Critiques

Lightning Bolt

Sonic Citadel

  • Thrill Jockey Records
  • 2019
  • 53 minutes
7,5

En bons maniaques, Brian Gibson et Brian Chippendale de Lightning Bolt ont passé le dernier quart de siècle à pousser à l’extrême une formule déjà extrême en soi. Sur leur 7e album studio, Sonic Citadel, les deux énergumènes ajustent savamment leur noise punk, le rendant plus intelligible sans concéder en originalité.

Pour schématiser, Lightning Bolt est la fusion cataclysmique de la basse distordue de Gibson et de la batterie frénétique de Chippendale. Vous l’aurez compris, c’est vraiment, vraiment bruyant. Et c’est quelque part entre Mr. Bungle et Primus sur le spectre de la musique saugrenue. Mais en rester là serait réducteur, car les Brian ont développé un langage musical varié et complètement idiosyncrasique, malgré les limites évidentes qu’impose leur formule.

Plus accessible qu’à peu près tout ce qui précède chez Lightning Bolt, Sonic Citadel est un alliage inusité entre le décapant et l’accrocheur. En ce sens, c’est une certaine consécration des expérimentations disjonctées du duo américain. Fait rare dans sa discographie, le contour des pièces est clairement défini et leur construction suit une logique rock assez franche. Seule la délicieusement difforme Van Halen 2049 échappe à la règle ; d’ailleurs, l’impression confuse qu’elle laisse en clôturant l’album est peu représentative des morceaux précédents.

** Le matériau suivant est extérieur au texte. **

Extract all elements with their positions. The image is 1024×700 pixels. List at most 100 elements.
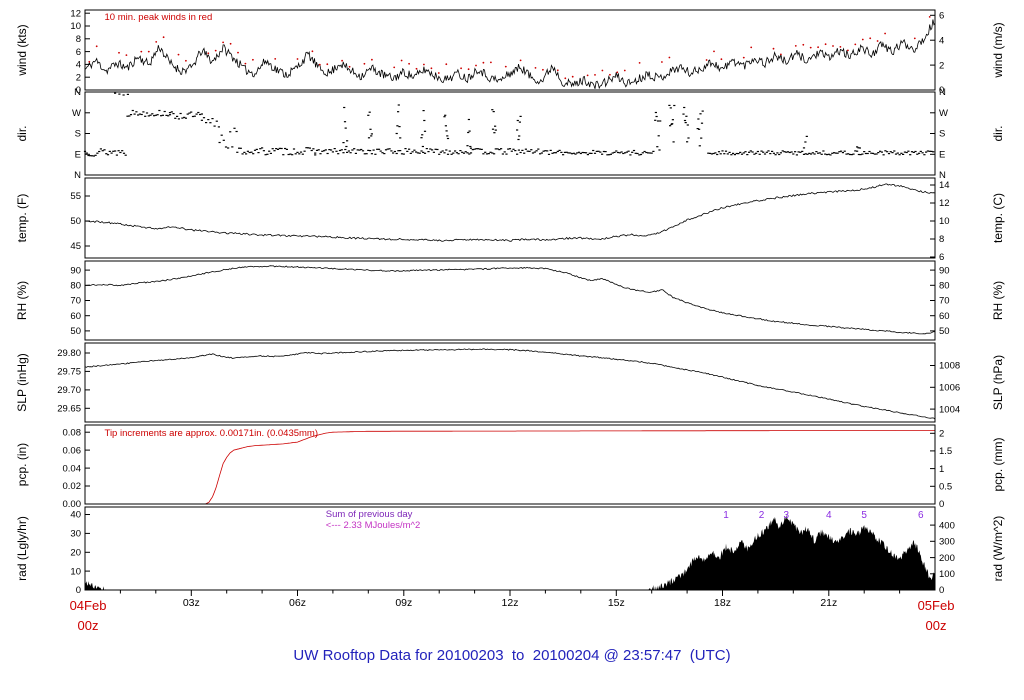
svg-text:30: 30	[70, 529, 81, 540]
svg-text:40: 40	[70, 510, 81, 521]
svg-text:29.75: 29.75	[57, 367, 81, 378]
start-time-line: 00z	[77, 618, 99, 633]
svg-text:0.5: 0.5	[939, 482, 952, 493]
svg-text:100: 100	[939, 569, 955, 580]
pcp-left-axis-title: pcp. (in)	[15, 443, 29, 486]
svg-text:4: 4	[939, 35, 944, 46]
rad-annotation-0: Sum of previous day	[326, 509, 413, 520]
svg-text:2: 2	[939, 429, 944, 440]
x-axis-end-date: 05Feb 00z	[908, 596, 964, 636]
svg-text:50: 50	[939, 326, 950, 337]
svg-text:12z: 12z	[502, 597, 519, 609]
rad-right-axis-title: rad (W/m^2)	[991, 516, 1005, 582]
svg-text:S: S	[75, 129, 81, 140]
svg-text:29.80: 29.80	[57, 348, 81, 359]
svg-text:6: 6	[939, 11, 944, 22]
svg-text:E: E	[75, 150, 81, 161]
svg-text:80: 80	[70, 281, 81, 292]
temp-trace	[84, 183, 936, 242]
panel-slp: 29.65 29.70 29.75 29.80 1004 1006 1008 SLP (inH…	[15, 342, 1005, 423]
svg-text:70: 70	[939, 296, 950, 307]
panel-rh: 50 60 70 80 90 50 60 70 80 90 RH (%) RH (%)	[15, 260, 1005, 341]
svg-text:2: 2	[76, 72, 81, 83]
svg-text:70: 70	[70, 296, 81, 307]
svg-text:6: 6	[76, 47, 81, 58]
svg-text:10: 10	[70, 566, 81, 577]
svg-text:0.04: 0.04	[63, 463, 82, 474]
svg-text:0.02: 0.02	[63, 481, 82, 492]
svg-text:80: 80	[939, 281, 950, 292]
svg-text:1008: 1008	[939, 361, 960, 372]
pcp-trace	[85, 430, 935, 505]
start-date-line: 04Feb	[69, 598, 107, 613]
svg-text:10: 10	[70, 21, 81, 32]
dir-right-axis-title: dir.	[991, 125, 1005, 141]
svg-text:50: 50	[70, 216, 81, 227]
rad-hour-marker-5: 6	[918, 510, 924, 521]
svg-text:0: 0	[939, 85, 944, 96]
rad-left-axis-title: rad (Lgly/hr)	[15, 516, 29, 581]
svg-text:6: 6	[939, 252, 944, 263]
rh-trace	[84, 265, 936, 335]
svg-text:12: 12	[70, 8, 81, 19]
svg-text:90: 90	[939, 265, 950, 276]
svg-text:45: 45	[70, 241, 81, 252]
svg-text:4: 4	[76, 60, 81, 71]
pcp-right-axis-title: pcp. (mm)	[991, 437, 1005, 491]
svg-text:N: N	[939, 87, 946, 98]
svg-text:15z: 15z	[608, 597, 625, 609]
svg-text:50: 50	[70, 326, 81, 337]
svg-text:09z: 09z	[395, 597, 412, 609]
svg-text:20: 20	[70, 548, 81, 559]
svg-text:55: 55	[70, 191, 81, 202]
svg-text:0: 0	[939, 499, 944, 510]
temp-left-axis-title: temp. (F)	[15, 194, 29, 243]
svg-text:21z: 21z	[820, 597, 837, 609]
svg-text:1.5: 1.5	[939, 446, 952, 457]
rad-area	[85, 514, 935, 590]
svg-text:1006: 1006	[939, 383, 960, 394]
pcp-annotation-0: Tip increments are approx. 0.00171in. (0…	[105, 428, 319, 439]
svg-text:06z: 06z	[289, 597, 306, 609]
svg-text:2: 2	[939, 60, 944, 71]
dir-left-axis-title: dir.	[15, 125, 29, 141]
svg-text:0: 0	[76, 85, 81, 96]
end-date-line: 05Feb	[917, 598, 955, 613]
svg-text:1004: 1004	[939, 404, 960, 415]
svg-text:8: 8	[939, 234, 944, 245]
svg-text:60: 60	[70, 311, 81, 322]
rh-left-axis-title: RH (%)	[15, 281, 29, 320]
rad-annotation-1: <--- 2.33 MJoules/m^2	[326, 520, 420, 531]
svg-text:S: S	[939, 129, 945, 140]
svg-text:18z: 18z	[714, 597, 731, 609]
svg-text:0.00: 0.00	[63, 499, 82, 510]
slp-trace	[84, 348, 936, 420]
svg-text:10: 10	[939, 216, 950, 227]
svg-text:300: 300	[939, 537, 955, 548]
panel-pcp: 0.00 0.02 0.04 0.06 0.08 0 0.5 1 1.5 2 pcp. (in) pc…	[15, 424, 1005, 510]
slp-left-axis-title: SLP (inHg)	[15, 353, 29, 411]
wind-right-axis-title: wind (m/s)	[991, 22, 1005, 78]
svg-text:0: 0	[76, 585, 81, 596]
svg-text:0.06: 0.06	[63, 445, 82, 456]
svg-text:N: N	[74, 87, 81, 98]
wind-left-axis-title: wind (kts)	[15, 24, 29, 76]
svg-text:E: E	[939, 150, 945, 161]
figure-caption: UW Rooftop Data for 20100203 to 20100204…	[293, 647, 731, 664]
x-axis: 03z 06z 09z 12z 15z 18z 21z	[119, 590, 901, 609]
svg-text:12: 12	[939, 198, 950, 209]
svg-text:N: N	[939, 170, 946, 181]
rad-hour-marker-3: 4	[826, 510, 832, 521]
wind-trace	[84, 19, 936, 90]
x-axis-start-date: 04Feb 00z	[60, 596, 116, 636]
panel-temp: 45 50 55 6 8 10 12 14 temp. (F) temp. (C)	[15, 177, 1005, 263]
wind-annotation-0: 10 min. peak winds in red	[105, 12, 213, 23]
svg-text:W: W	[939, 108, 948, 119]
svg-text:1: 1	[939, 464, 944, 475]
rad-hour-marker-1: 2	[759, 510, 765, 521]
svg-text:8: 8	[76, 34, 81, 45]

Les hymnes glorieux Hüsker Don’t, Big Banger ou encore Bouncy House sont des concentrés parfaits de l’essence de Lightning Bolt ; ils sont denses, dévastateurs, ludiques, jouissifs. Et même si leur forme est relativement contenue, ils canalisent une puissance inouïe par leur qualité mélodique. Autrement dit, l’envie nous démange de plonger dans un moshpit et de beugler à tue-tête l’air des riffs corrosifs de Gibson.

Il est par contre difficile de s’imprégner profondément de Sonic Citadel tellement la musique est expressionniste, sursaturée. Les propositions de Lightning Bolt sont parfois si intenses qu’elles admettent peu de nuances émotionnelles. Sonic Citadel brille dans ce qu’il aspire à être, soit défoulant et truculent, mais peut aussi souffrir des contraintes esthétiques qu’imposent certaines idiosyncrasies bizarroïdes, comme la voix altérée de Chippendale, généralement indéchiffrable et parfois lassante.

Mais s’empêtrer dans une analyse trop cérébrale de la musique de Lightning Bolt serait mal comprendre son attrait. Sonic Citadel a beau regorger de complexité et d’originalité sous son vernis punk, il se veut avant tout radicalement amusant et doit être appréhendé comme tel.